Zwar sind einige Haushalte, die Solaranlagen nutzen, auch mit Batteriespeichern ausgerüstet, allerdings ist dies nicht flächendeckend der Fall, sodass es nicht immer gelingt, auf diese Weise Spitzen abzufangen. Gleichzeitig reichen ihre Speicherkapazitäten an Tagen mit besonders starker Sonneneinstrahlung auch nicht aus, um sämtliche überschüssige Produktion abzufedern.

Die Netzbetreiber müssen den Stromfluss daher ständig überwachen und regulieren. Bei einer hohen Einspeisung aus vielen kleinen Quellen wird diese Aufgabe komplexer und aufwendiger.

Notwendigkeit intelligenter Systeme zur Optimierung der Stromversorgung

Es sei dringend erforderlich, so das DIW, die Ausstattung mit sogenannten intelligenten Stromzählern und ähnlichen anpassungsfähigen Systemen voranzubringen.

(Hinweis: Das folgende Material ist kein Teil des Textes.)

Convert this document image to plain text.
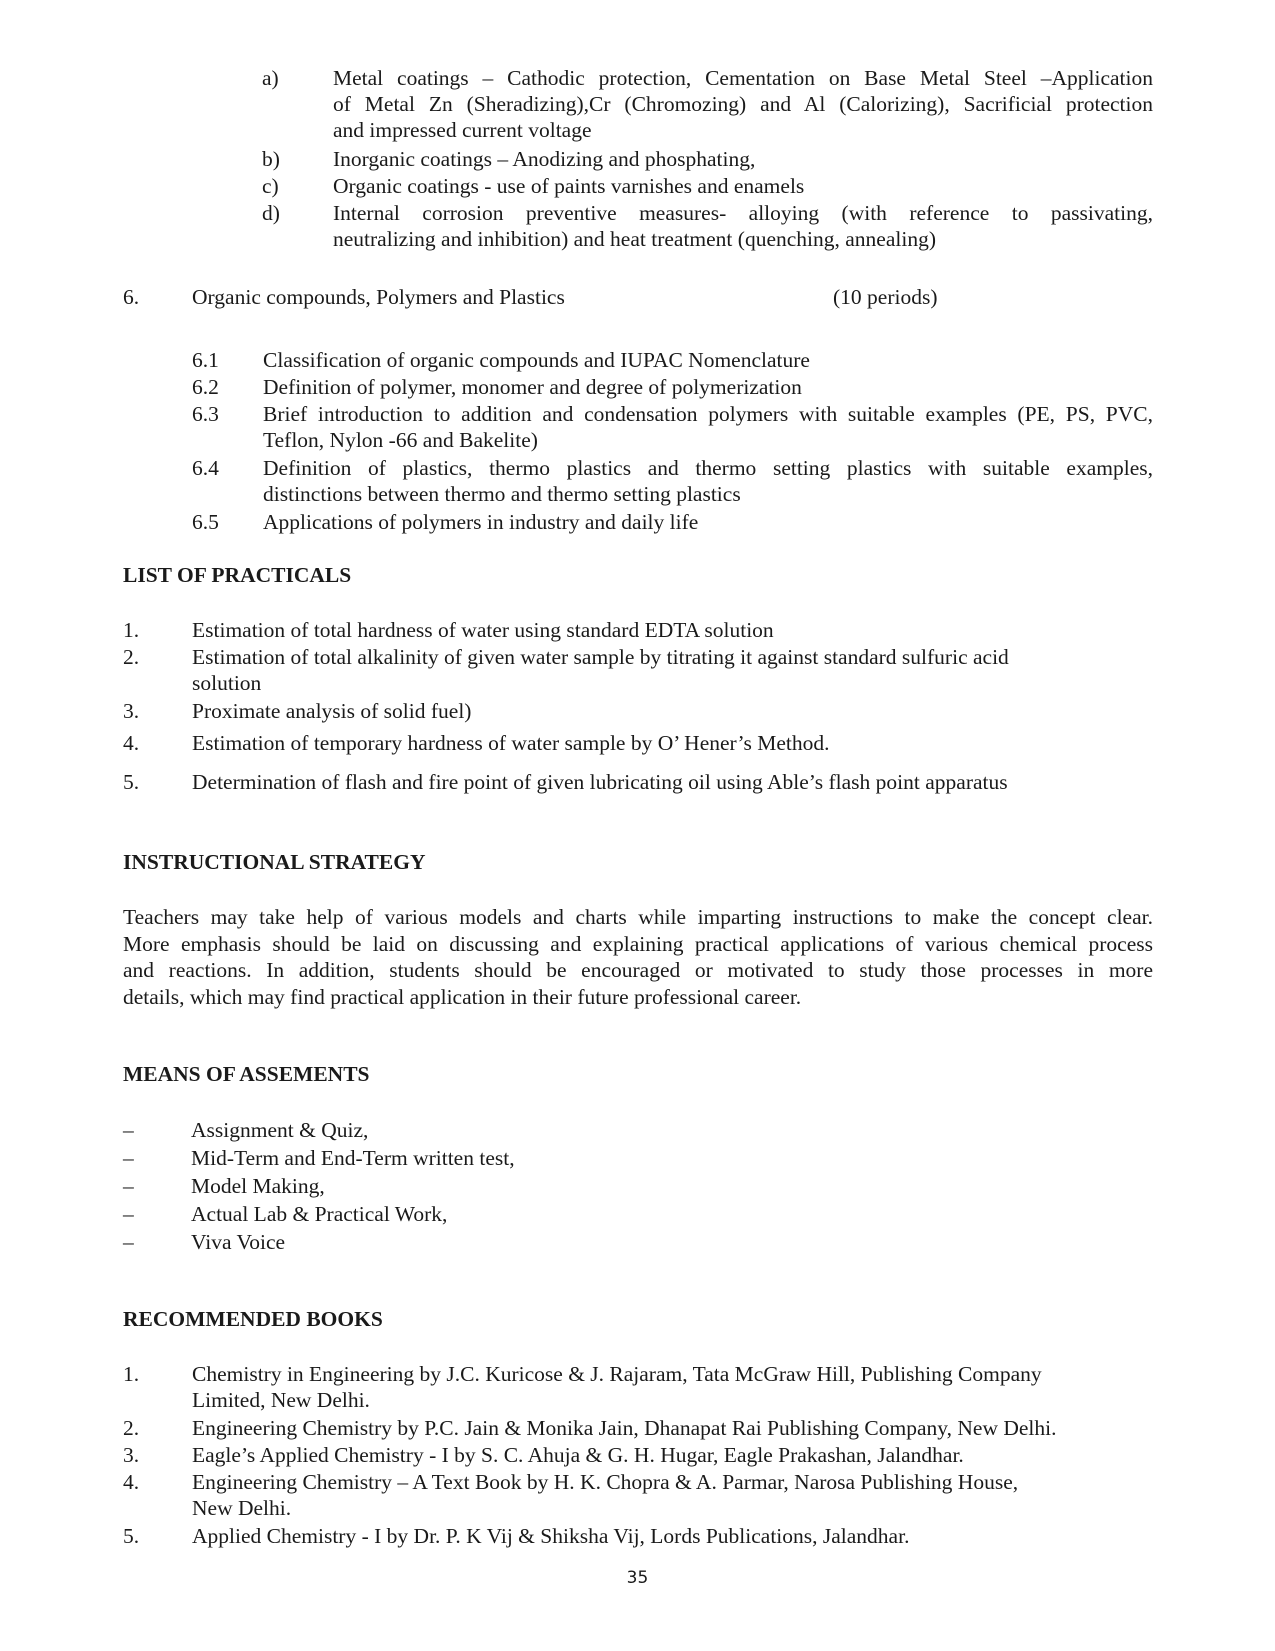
a)	Metal coatings – Cathodic protection, Cementation on Base Metal Steel –Application
of Metal Zn (Sheradizing),Cr (Chromozing) and Al (Calorizing), Sacrificial protection
and impressed current voltage
b) Inorganic coatings – Anodizing and phosphating,
c)	Organic coatings - use of paints varnishes and enamels
d) Internal corrosion preventive measures- alloying (with reference to passivating,
neutralizing and inhibition) and heat treatment (quenching, annealing)
6. Organic compounds, Polymers and Plastics	(10 periods)
6.1 Classification of organic compounds and IUPAC Nomenclature
6.2 Definition of polymer, monomer and degree of polymerization
6.3 Brief introduction to addition and condensation polymers with suitable examples (PE, PS, PVC,
Teflon, Nylon -66 and Bakelite)
6.4 Definition of plastics, thermo plastics and thermo setting plastics with suitable examples,
distinctions between thermo and thermo setting plastics
6.5 Applications of polymers in industry and daily life
LIST OF PRACTICALS
1. Estimation of total hardness of water using standard EDTA solution
2. Estimation of total alkalinity of given water sample by titrating it against standard sulfuric acid
solution
3. Proximate analysis of solid fuel)
4. Estimation of temporary hardness of water sample by O’ Hener’s Method.
5. Determination of flash and fire point of given lubricating oil using Able’s flash point apparatus
INSTRUCTIONAL STRATEGY
Teachers may take help of various models and charts while imparting instructions to make the concept clear.
More emphasis should be laid on discussing and explaining practical applications of various chemical process
and reactions. In addition, students should be encouraged or motivated to study those processes in more
details, which may find practical application in their future professional career.
MEANS OF ASSEMENTS
–	Assignment & Quiz,
–	Mid-Term and End-Term written test,
–	Model Making,
–	Actual Lab & Practical Work,
–	Viva Voice
RECOMMENDED BOOKS
1. Chemistry in Engineering by J.C. Kuricose & J. Rajaram, Tata McGraw Hill, Publishing Company
Limited, New Delhi.
2. Engineering Chemistry by P.C. Jain & Monika Jain, Dhanapat Rai Publishing Company, New Delhi.
3. Eagle’s Applied Chemistry - I by S. C. Ahuja & G. H. Hugar, Eagle Prakashan, Jalandhar.
4. Engineering Chemistry – A Text Book by H. K. Chopra & A. Parmar, Narosa Publishing House,
New Delhi.
5. Applied Chemistry - I by Dr. P. K Vij & Shiksha Vij, Lords Publications, Jalandhar.
35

Ein weiteres Problem bezüglich eines effizienten Beitrags der Photovoltaik zur Stromversorgung liege aber auch in fehlenden Anreizen für optimierte und flexible Einsätze der Batteriespeicher.

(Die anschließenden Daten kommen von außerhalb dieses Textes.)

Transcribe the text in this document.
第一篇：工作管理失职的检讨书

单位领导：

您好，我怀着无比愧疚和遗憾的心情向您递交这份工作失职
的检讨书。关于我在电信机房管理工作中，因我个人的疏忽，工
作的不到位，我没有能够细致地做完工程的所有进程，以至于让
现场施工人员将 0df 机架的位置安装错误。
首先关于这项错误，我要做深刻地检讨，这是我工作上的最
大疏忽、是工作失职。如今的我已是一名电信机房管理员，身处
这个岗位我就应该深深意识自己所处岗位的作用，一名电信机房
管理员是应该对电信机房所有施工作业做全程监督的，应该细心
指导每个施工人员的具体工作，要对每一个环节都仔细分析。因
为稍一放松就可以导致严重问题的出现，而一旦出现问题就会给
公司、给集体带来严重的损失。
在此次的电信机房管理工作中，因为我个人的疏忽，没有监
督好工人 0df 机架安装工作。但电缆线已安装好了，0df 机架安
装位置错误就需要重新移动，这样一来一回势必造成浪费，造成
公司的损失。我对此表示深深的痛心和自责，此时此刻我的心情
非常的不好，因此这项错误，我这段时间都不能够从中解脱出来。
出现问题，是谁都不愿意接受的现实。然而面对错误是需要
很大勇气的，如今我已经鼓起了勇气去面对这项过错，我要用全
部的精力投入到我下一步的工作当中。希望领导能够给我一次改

Es gebe „kaum Anreize, diese Speicher möglichst netz- oder marktorientiert einzusetzen“, so das Institut. Weder durch Einspeisevergütungen noch durch Haushaltsstromtarife gebe es diesbezüglich Signale:

„Vergütungen und Preise sind für jede Kilowattstunde gleich, unabhängig vom aktuellen Marktpreis.“

Es zeichnet sich ab, dass die derzeitigen Effizienzprobleme im Bereich der Solarenergie angesichts des dynamischen Ausbautempos bei der Photovoltaik nicht zeitnah verschwinden werden. Der Preisverfall bei Solarpanels macht die Installation günstiger und stärkt die Nachfrage – zur Freude des KP-Regimes im Weltmarktführerland China. Dies schafft vor allem für die Netzbetreiber die Notwendigkeit, Strategien und Technologien zu entwickeln oder zu optimieren.

Smart Grids und Flexibilitätsmärkte als Lösungsansätze für eine stabile Energiezukunft

Einige Ansätze gelten dabei als vielversprechend, um die Einspeisung von Strom aus erneuerbaren Energien wie Solaranlagen besser zu steuern und das Netz stabil zu halten. Einer davon sind sogenannte Smart Grids. Diese intelligenten Netze nutzen digitale Kommunikationstechnologien, um den Stromfluss in Echtzeit zu überwachen und notfalls schnell Steuerungsmaßnahmen zu setzen.

Auch das Lastmanagement, das den Verbraucher in die Pflicht nimmt, wird diskutiert. Dazu gehört etwa eine zeitlich verschobene Nutzung von Haushaltsgeräten, um Spitzenlasten zu vermeiden.

Weitere Optionen stellen Flexibilitätsmärkte für Netzbetreiber, regelbare Ortsnetztransformatoren, vor allem aber der Ausbau und die Verstärkung der Stromnetze dar. Vor allem in Regionen mit hohem Anteil an erneuerbaren Energien ist der Bedarf hoch. Im Extremfall können Netzbetreiber die Einspeisung von Strom aus erneuerbaren Energien vorübergehend reduzieren, um das Netz zu stabilisieren. Dies gilt jedoch als Ultima Ratio.